Rabbi Dr. Emanuel Feldman
Rabbi Emeritus
Synagogue Congregation Beth Jacob of Atlanta
Began 1952
Ended 1991
Successor Ilan D. Feldman
Personal details
Birth name Emanuel Feldman
Born 1927
Nationality United States, Israel
Residence Jerusalem, Israel
Parents Joseph H. Feldman
Spouse Estelle
Children Ilan D. Feldman
Occupation Orthodox rabbi, author, speaker
Semicha Yeshivas Ner Yisroel

Emanuel Feldman (born 1927) is an Orthodox Jewish rabbi and rabbi emeritus of Congregation Beth Jacob of Atlanta, Georgia. During his nearly 40 years as a congregational rabbi, he nurtured the growth of the Orthodox community in Atlanta from a community small enough to support two small Orthodox synagogues (and one nominally Orthodox one, Shearith Israel, which eventually became Conservative), to a community large enough to support Jewish day schools, yeshivas, girls schools and a kollel. He is a past vice-president of the Rabbinical Council of America and former editor of Tradition: The Journal of Orthodox Jewish thought published by the RCA. He is the older brother of Rabbi Aharon Feldman, rosh yeshiva of Yeshivas Ner Yisroel, Baltimore, Maryland.

Emanuel was the eldest of three sons born to Rabbi Joseph H. Feldman, a native of Warsaw and scion of a rabbinical family. Joseph Feldman served as a rabbi in Manchester, New Hampshire in the 1930s, but left that post to assume the helm of Baltimore's Franklin Street Synagogue so his sons could attend a Hebrew day school.

Emanuel entered the day school in 1938. After eighth-grade graduation, he attended public school and studied Hebrew subjects with his father and principal in the afternoons.

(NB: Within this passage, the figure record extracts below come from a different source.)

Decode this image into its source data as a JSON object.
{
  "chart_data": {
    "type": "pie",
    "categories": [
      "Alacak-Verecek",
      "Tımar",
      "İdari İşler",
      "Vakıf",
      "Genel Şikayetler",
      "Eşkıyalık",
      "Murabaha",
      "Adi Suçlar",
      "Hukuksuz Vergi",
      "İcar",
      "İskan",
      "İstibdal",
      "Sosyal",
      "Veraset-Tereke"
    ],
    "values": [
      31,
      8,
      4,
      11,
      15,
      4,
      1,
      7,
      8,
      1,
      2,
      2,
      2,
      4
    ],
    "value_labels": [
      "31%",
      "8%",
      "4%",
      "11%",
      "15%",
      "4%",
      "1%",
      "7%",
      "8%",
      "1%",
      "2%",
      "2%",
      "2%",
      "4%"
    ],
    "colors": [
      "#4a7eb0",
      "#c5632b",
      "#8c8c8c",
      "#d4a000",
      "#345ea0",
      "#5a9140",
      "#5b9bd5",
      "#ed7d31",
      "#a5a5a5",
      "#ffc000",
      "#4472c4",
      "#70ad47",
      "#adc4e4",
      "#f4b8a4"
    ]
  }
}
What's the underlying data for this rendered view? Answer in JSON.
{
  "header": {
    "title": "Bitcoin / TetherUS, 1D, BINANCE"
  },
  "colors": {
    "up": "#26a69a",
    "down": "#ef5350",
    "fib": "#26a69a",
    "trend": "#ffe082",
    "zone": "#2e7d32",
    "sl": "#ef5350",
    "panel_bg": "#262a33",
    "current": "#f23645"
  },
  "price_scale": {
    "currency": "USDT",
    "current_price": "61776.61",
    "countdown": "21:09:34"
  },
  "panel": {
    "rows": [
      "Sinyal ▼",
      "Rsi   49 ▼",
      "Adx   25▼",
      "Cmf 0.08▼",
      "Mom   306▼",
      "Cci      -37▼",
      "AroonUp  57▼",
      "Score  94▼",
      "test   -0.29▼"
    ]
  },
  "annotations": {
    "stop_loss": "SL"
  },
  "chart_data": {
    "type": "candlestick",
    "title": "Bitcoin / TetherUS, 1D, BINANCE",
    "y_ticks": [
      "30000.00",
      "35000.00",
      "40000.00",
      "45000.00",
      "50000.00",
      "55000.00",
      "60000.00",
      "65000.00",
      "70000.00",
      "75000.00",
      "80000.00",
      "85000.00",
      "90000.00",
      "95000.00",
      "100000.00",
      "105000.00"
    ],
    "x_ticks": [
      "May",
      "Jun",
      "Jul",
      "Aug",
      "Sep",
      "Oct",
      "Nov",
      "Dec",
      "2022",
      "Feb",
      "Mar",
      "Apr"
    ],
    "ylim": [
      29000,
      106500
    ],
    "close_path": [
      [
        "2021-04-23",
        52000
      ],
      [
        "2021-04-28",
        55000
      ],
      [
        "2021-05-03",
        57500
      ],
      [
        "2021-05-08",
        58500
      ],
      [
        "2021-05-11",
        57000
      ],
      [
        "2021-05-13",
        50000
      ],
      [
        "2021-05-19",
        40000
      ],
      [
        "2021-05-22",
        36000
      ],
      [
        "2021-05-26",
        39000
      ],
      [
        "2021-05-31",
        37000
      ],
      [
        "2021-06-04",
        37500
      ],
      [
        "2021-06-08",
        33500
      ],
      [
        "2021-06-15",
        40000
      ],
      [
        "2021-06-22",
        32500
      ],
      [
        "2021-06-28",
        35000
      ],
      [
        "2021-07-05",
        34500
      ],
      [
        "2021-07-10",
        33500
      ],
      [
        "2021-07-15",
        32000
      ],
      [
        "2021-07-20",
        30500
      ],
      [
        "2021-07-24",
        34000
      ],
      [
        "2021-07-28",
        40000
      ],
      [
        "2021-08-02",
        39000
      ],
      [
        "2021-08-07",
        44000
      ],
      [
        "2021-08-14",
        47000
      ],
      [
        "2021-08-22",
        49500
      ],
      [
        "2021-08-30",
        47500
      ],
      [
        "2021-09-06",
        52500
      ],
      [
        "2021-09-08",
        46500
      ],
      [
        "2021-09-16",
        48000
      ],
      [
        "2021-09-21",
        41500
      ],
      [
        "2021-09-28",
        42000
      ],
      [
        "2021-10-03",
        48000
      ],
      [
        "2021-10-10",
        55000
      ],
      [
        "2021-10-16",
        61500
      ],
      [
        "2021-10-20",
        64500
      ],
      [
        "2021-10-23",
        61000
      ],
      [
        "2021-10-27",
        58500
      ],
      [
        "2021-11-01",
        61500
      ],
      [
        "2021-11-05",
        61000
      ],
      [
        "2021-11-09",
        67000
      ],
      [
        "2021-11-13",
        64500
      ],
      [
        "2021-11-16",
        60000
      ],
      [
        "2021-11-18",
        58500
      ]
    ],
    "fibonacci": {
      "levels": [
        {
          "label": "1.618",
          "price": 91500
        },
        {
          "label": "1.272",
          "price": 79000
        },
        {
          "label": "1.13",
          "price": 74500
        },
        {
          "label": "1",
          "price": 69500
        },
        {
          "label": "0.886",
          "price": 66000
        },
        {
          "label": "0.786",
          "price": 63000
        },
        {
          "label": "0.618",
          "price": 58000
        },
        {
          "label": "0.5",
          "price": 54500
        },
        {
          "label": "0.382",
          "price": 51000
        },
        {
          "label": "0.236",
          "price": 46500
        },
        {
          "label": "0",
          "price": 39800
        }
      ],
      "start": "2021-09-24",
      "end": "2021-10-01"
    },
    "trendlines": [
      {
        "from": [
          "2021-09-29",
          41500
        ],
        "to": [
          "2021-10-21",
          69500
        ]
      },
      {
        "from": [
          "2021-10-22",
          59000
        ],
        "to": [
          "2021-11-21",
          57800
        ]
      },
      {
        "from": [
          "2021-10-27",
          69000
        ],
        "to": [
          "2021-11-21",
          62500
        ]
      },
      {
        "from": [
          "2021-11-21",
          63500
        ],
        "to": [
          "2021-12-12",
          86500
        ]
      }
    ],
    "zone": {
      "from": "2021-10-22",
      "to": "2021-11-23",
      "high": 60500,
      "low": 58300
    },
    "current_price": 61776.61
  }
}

At the age of 15 he entered Yeshiva Rabbi Chaim Berlin for a year of high school, and from age 16 to 24 he studied at Yeshivas Ner Yisroel, where he received his rabbinical ordination in 1952. That same year, he earned his Master of Arts degree from Johns Hopkins University, having earlier completed a Bachelor of Science degree at that university.